For instance, fairly typical numbers might be:

Rent $500
Vacancies (50) There will occasionally be vacancies, and need for advertising, loss of rental income during the vacancy, etc
Tax & Ins (75)
Maint (100)

= $275 available for mortgage

Most smart investors know that you need to expect about 50% of your rental income will be taken up by management and repair costs. Older properties maybe closer to 60%

10 years/10% payments are $278
10 years/9% payments are $266
10 years/8% payments are $255

15 years/10% payments are $226
15 years/9% payments are $213
15 years/8% payments are $201

So consider all of the numbers. But as you see, the longest mortgage at the lowest percent is better for you. Get as long and low as your private lender is willing to go.

To make this deal worthwhile, you need the payment to be $150 or less. Twenty years at 5.5% is close.

Mike

Property manager do you always use the 50% for total expensise? Someone says those numbers where obtained from appartment owners nation wide, I wonder if we should use them also in single-family houses?

onedeal,

Yes, I always use 50% for expenses. That is my experience with both SFHs and apartments. Remember, apartment buildings have economies of scale. Only one roof for a bunch of rentals; only one yard; only one exterior, etc. Do you really think that detached SFHs will have lower expenses?

Mike

no no just asking. Thanks

in this price range, yes 50% is a very valid number for expenses. That why I don’t like these small deals there is no money to be made ($9k equity is practical zero). I would buy a property like this if I could buy them in bulk (like 5 at a time or more).

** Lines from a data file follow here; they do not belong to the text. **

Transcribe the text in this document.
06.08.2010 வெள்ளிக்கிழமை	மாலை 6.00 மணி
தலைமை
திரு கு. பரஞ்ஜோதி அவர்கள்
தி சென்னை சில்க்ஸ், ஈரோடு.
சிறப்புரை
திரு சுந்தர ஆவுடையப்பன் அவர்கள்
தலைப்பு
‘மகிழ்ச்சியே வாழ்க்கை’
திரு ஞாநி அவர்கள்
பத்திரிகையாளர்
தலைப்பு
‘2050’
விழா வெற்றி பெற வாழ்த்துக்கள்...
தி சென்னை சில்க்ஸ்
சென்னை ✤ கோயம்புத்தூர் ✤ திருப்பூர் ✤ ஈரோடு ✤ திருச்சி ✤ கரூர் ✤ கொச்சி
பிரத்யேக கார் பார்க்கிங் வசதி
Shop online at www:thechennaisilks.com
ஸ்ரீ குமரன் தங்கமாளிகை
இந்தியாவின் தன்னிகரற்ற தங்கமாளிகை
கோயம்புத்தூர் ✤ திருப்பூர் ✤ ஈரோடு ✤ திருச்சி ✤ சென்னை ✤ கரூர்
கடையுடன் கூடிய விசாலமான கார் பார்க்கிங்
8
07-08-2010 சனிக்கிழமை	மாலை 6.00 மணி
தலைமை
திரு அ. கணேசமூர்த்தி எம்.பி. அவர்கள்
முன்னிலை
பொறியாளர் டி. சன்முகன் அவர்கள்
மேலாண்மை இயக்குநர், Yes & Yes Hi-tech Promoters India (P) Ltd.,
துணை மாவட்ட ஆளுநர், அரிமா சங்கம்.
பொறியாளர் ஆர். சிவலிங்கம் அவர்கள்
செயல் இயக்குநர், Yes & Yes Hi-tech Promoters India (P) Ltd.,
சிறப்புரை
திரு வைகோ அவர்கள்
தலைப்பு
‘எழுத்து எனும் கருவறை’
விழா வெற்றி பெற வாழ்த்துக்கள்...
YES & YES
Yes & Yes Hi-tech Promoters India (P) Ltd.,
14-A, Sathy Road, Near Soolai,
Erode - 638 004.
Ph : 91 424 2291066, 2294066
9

I guess its not a terrible deal as you could own this place free and clear in 10 yr pretty easy and it would be a good first starter rental. Just know you are not going to really make an cash in the first few years foir your efforts

I would only pay 8% interest if you are putting money down; maybe 9% to care you all the way to 100%. I would drive a hard bargin becuase no one is going to get a loan on this small amount.